Pushkin’s verse ‘fairy tales’, skazki, are enjoyed in Russia by anyone from early school age to centenarian.
The Bridegroom is actually a ballad – it tells a story in a highly sophisticated way – but it is sometimes classed as a skazka. Using the dynamic metre of the German Romantic poet Gottfried Bürger’s ghostly ballad Lenore, Pushkin’s original tale promises a sinister merging of dream world and reality but turns out to be an even more sinister whodunnit.
The Tale of the Fisherman and the Little Fish, on the face of it an innocent folk tale with echoes of the Grimms, has a historical subtext. The fisherman’s wife, asking to be granted successively more ambitious wishes by the bounteous golden fish, shares Catherine the Great’s desire to rule over the seas.

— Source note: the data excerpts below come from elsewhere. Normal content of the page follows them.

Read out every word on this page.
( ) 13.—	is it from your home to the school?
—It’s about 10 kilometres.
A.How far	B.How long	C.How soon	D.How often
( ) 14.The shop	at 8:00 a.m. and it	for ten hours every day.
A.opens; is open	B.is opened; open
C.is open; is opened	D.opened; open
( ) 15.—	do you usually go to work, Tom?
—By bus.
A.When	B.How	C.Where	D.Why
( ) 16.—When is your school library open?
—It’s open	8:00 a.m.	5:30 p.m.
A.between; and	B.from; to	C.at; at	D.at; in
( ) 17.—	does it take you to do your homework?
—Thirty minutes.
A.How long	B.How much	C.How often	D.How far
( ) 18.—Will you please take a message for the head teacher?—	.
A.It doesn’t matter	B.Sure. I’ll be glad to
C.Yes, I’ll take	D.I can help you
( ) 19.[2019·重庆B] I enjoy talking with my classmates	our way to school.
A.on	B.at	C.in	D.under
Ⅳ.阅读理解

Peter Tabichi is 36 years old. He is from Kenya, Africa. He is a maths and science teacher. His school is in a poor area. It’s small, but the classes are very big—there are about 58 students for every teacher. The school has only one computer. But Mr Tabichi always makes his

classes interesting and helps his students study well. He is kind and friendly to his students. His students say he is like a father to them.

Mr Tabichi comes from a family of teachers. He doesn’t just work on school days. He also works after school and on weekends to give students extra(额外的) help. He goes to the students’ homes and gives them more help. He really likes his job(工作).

The Tale of the Golden Cockerel, with its mysterious terseness and subtextual savagery, in one modern Russian critic’s words ‘isn’t just another fairy tale. It’s another dimension.’ Pushkin develops an idea from a prose tale by the American writer Washington Irving into a fairy story loaded with personal and political meaning – about what happens, or what Pushkin would like to happen, to a ruler who breaks his promises as Nicholas I did to him – and what might happen to him.